Galaxy Cluster Detection and Dynamical Analysis in the VIPERS High-Redshift Spectroscopic Survey

TL;DR

This study identifies and analyzes galaxy clusters in the VIPERS high-redshift survey, deriving their properties and confirming velocity dispersion as a reliable proxy for cluster mass through dynamical analysis and external validation.

Contribution

Introduces the FoG-GalWeight methodology for cluster detection and demonstrates its effectiveness in deriving cluster properties consistent with simulations.

Findings

Identified 10 galaxy clusters with masses 0.59-4.32 x 10^14 M_sun

Established a velocity dispersion-mass relation consistent with theoretical models

Validated velocity dispersion as a reliable proxy for cluster mass at high redshift

Abstract

We present a dynamical analysis of galaxy clusters identified in the VIPERS spectroscopic survey within the redshift range 0.5 <= z <= 1.2. Cluster candidates were first detected as overdense regions in redshift space through the Finger-of-God (FoG) effect, and cluster membership was assigned using the GalWeight technique within the FoG-GalWeight methodology developed by our team. For each cluster, we derived the virial radius (R200), velocity dispersion (sigma200), and virial mass (M200) using the virial mass estimator. We identified ten VIPERS clusters spanning a mass range of 0.59 x 10^14 <= M200/(h^-1 Msun) <= 4.32 x 10^14 and velocity dispersions of 360 <= sigma200 <= 900 km s^-1. We cross-matched the VIPERS clusters with published catalogs and found at least one matching system for each cluster, offering external validation for our detections.
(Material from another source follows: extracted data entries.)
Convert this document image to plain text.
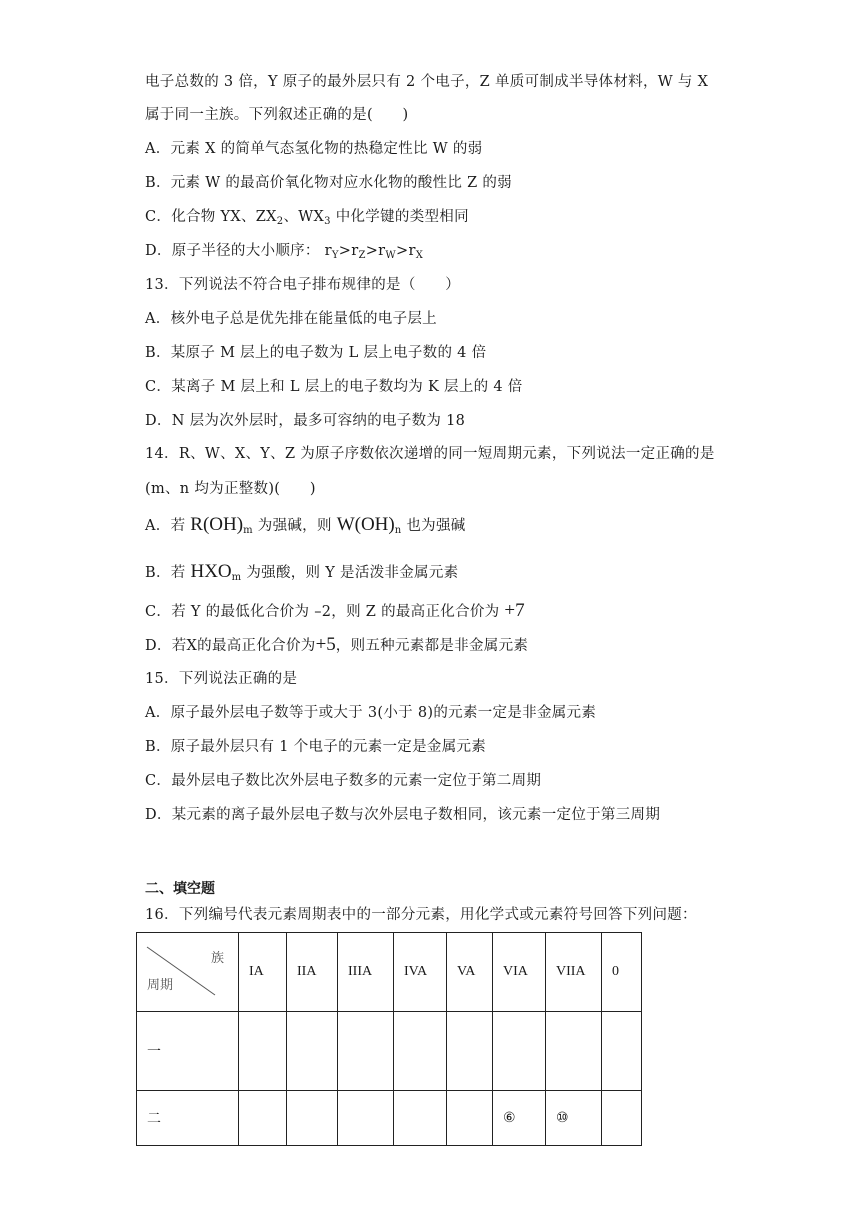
电子总数的 3 倍，Y 原子的最外层只有 2 个电子，Z 单质可制成半导体材料，W 与 X
属于同一主族。下列叙述正确的是(　　)
A．元素 X 的简单气态氢化物的热稳定性比 W 的弱
B．元素 W 的最高价氧化物对应水化物的酸性比 Z 的弱
C．化合物 YX、$ZX_2$、$WX_3$ 中化学键的类型相同
D．原子半径的大小顺序： $r_Y>r_Z>r_W>r_X$
13．下列说法不符合电子排布规律的是（　　）
A．核外电子总是优先排在能量低的电子层上
B．某原子 M 层上的电子数为 L 层上电子数的 4 倍
C．某离子 M 层上和 L 层上的电子数均为 K 层上的 4 倍
D．N 层为次外层时，最多可容纳的电子数为 18
14．R、W、X、Y、Z 为原子序数依次递增的同一短周期元素，下列说法一定正确的是
(m、n 均为正整数)(　　)
A．若 $R(OH)_m$ 为强碱，则 $W(OH)_n$ 也为强碱
B．若 $HXO_m$ 为强酸，则 Y 是活泼非金属元素
C．若 Y 的最低化合价为 –2，则 Z 的最高正化合价为 +7
D．若X的最高正化合价为+5，则五种元素都是非金属元素
15．下列说法正确的是
A．原子最外层电子数等于或大于 3(小于 8)的元素一定是非金属元素
B．原子最外层只有 1 个电子的元素一定是金属元素
C．最外层电子数比次外层电子数多的元素一定位于第二周期
D．某元素的离子最外层电子数与次外层电子数相同，该元素一定位于第三周期
二、填空题
16．下列编号代表元素周期表中的一部分元素，用化学式或元素符号回答下列问题：
族
周期	IA	IIA	IIIA	IVA	VA	VIA	VIIA	0
一								
二						⑥	⑩	
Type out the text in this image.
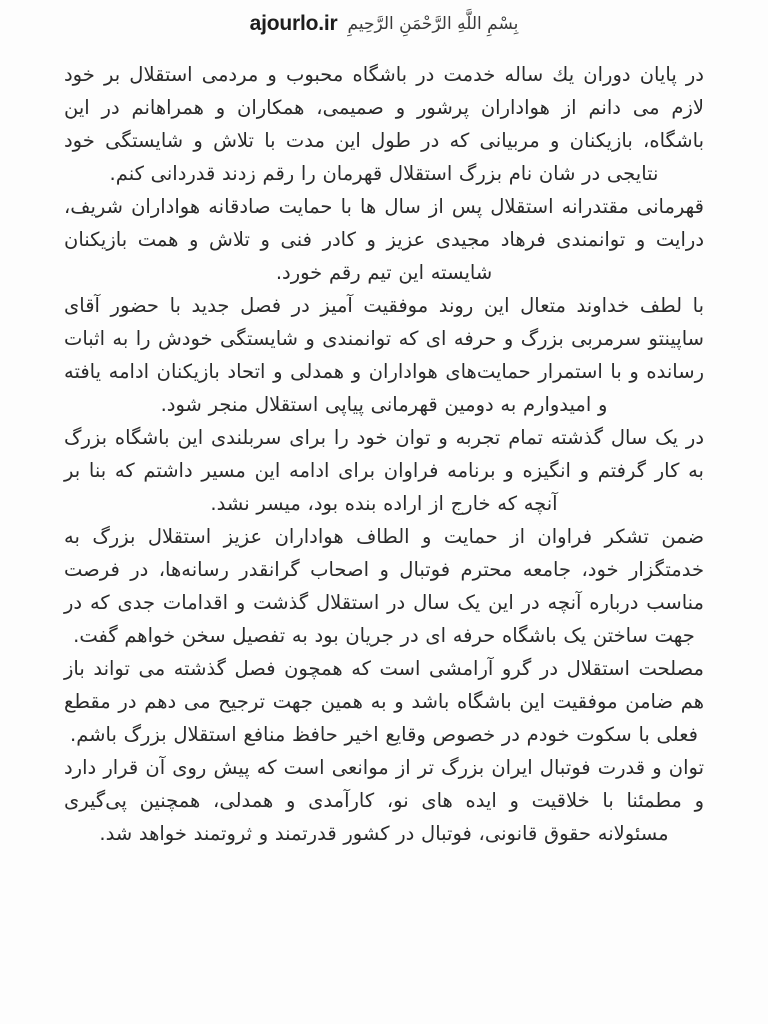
بِسْمِ اللَّهِ الرَّحْمَنِ الرَّحِيمِ
ajourlo.ir

در پایان دوران یك ساله خدمت در باشگاه محبوب و مردمی استقلال بر خود لازم می دانم از هواداران پرشور و صمیمی، همکاران و همراهانم در این باشگاه، بازیکنان و مربیانی که در طول این مدت با تلاش و شایستگی خود نتایجی در شان نام بزرگ استقلال قهرمان را رقم زدند قدردانی کنم.

قهرمانی مقتدرانه استقلال پس از سال ها با حمایت صادقانه هواداران شریف، درایت و توانمندی فرهاد مجیدی عزیز و کادر فنی و تلاش و همت بازیکنان شایسته این تیم رقم خورد.

با لطف خداوند متعال این روند موفقیت آمیز در فصل جدید با حضور آقای ساپینتو سرمربی بزرگ و حرفه ای که توانمندی و شایستگی خودش را به اثبات رسانده و با استمرار حمایت‌های هواداران و همدلی و اتحاد بازیکنان ادامه یافته و امیدوارم به دومین قهرمانی پیاپی استقلال منجر شود.

در یک سال گذشته تمام تجربه و توان خود را برای سربلندی این باشگاه بزرگ به کار گرفتم و انگیزه و برنامه فراوان برای ادامه این مسیر داشتم که بنا بر آنچه که خارج از اراده بنده بود، میسر نشد.

ضمن تشکر فراوان از حمایت و الطاف هواداران عزیز استقلال بزرگ به خدمتگزار خود، جامعه محترم فوتبال و اصحاب گرانقدر رسانه‌ها، در فرصت مناسب درباره آنچه در این یک سال در استقلال گذشت و اقدامات جدی که در جهت ساختن یک باشگاه حرفه ای در جریان بود به تفصیل سخن خواهم گفت.

مصلحت استقلال در گرو آرامشی است که همچون فصل گذشته می تواند باز هم ضامن موفقیت این باشگاه باشد و به همین جهت ترجیح می دهم در مقطع فعلی با سکوت خودم در خصوص وقایع اخیر حافظ منافع استقلال بزرگ باشم.

توان و قدرت فوتبال ایران بزرگ تر از موانعی است که پیش روی آن قرار دارد و مطمئنا با خلاقیت و ایده های نو، کارآمدی و همدلی، همچنین پی‌گیری مسئولانه حقوق قانونی، فوتبال در کشور قدرتمند و ثروتمند خواهد شد.
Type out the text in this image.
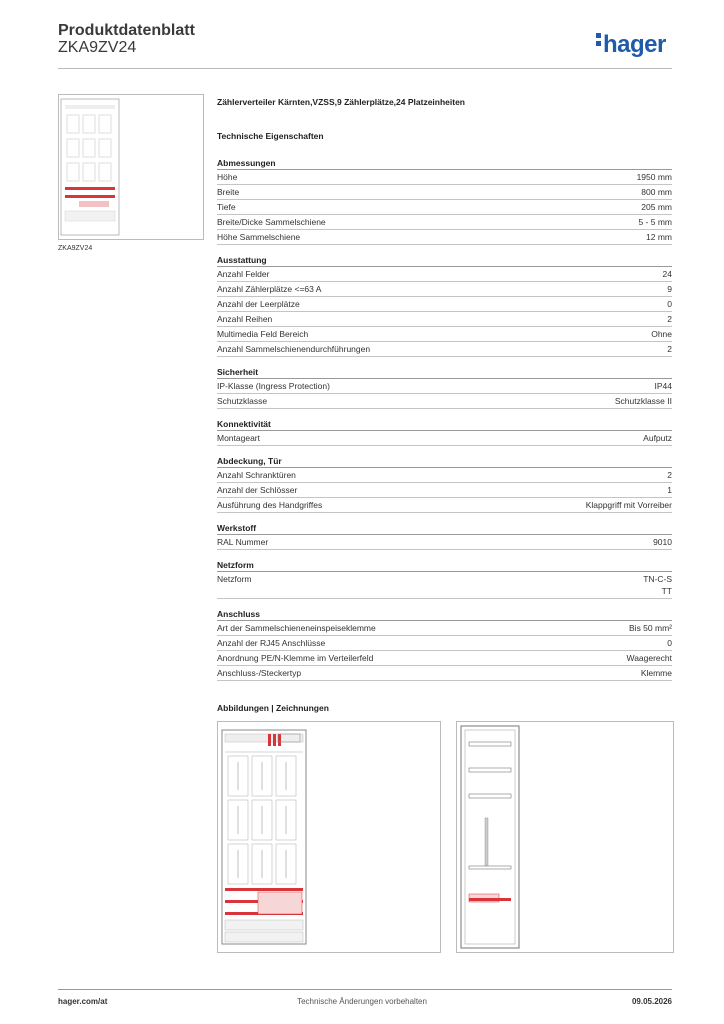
Produktdatenblatt
ZKA9ZV24	hager
ZKA9ZV24
Zählerverteiler Kärnten,VZSS,9 Zählerplätze,24 Platzeinheiten
Technische Eigenschaften
Abmessungen
Höhe	1950 mm
Breite	800 mm
Tiefe	205 mm
Breite/Dicke Sammelschiene	5 - 5 mm
Höhe Sammelschiene	12 mm
Ausstattung
Anzahl Felder	24
Anzahl Zählerplätze <=63 A	9
Anzahl der Leerplätze	0
Anzahl Reihen	2
Multimedia Feld Bereich	Ohne
Anzahl Sammelschienendurchführungen	2
Sicherheit
IP-Klasse (Ingress Protection)	IP44
Schutzklasse	Schutzklasse II
Konnektivität
Montageart	Aufputz
Abdeckung, Tür
Anzahl Schranktüren	2
Anzahl der Schlösser	1
Ausführung des Handgriffes	Klappgriff mit Vorreiber
Werkstoff
RAL Nummer	9010
Netzform
Netzform	TN-C-S
TT
Anschluss
Art der Sammelschieneneinspeiseklemme	Bis 50 mm²
Anzahl der RJ45 Anschlüsse	0
Anordnung PE/N-Klemme im Verteilerfeld	Waagerecht
Anschluss-/Steckertyp	Klemme
Abbildungen | Zeichnungen
hager.com/at	Technische Änderungen vorbehalten	09.05.2026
We investigated the velocity dispersion-mass relation for these systems and obtained log(sigma200) = (2.73 +/- 0.06) + (0.36 +/- 0.18) log(M200), with an intrinsic scatter of sigma_int = 0.04 +/- 0.07. The derived relation is consistent with theoretical predictions from N-body and hydrodynamical simulations, confirming the reliability of the FoG-GalWeight methodology and the robustness of the virial mass estimator. Our findings demonstrate that the velocity dispersion can serve as a reliable and direct proxy for cluster mass, even at high redshift, without requiring additional dynamical mass modeling.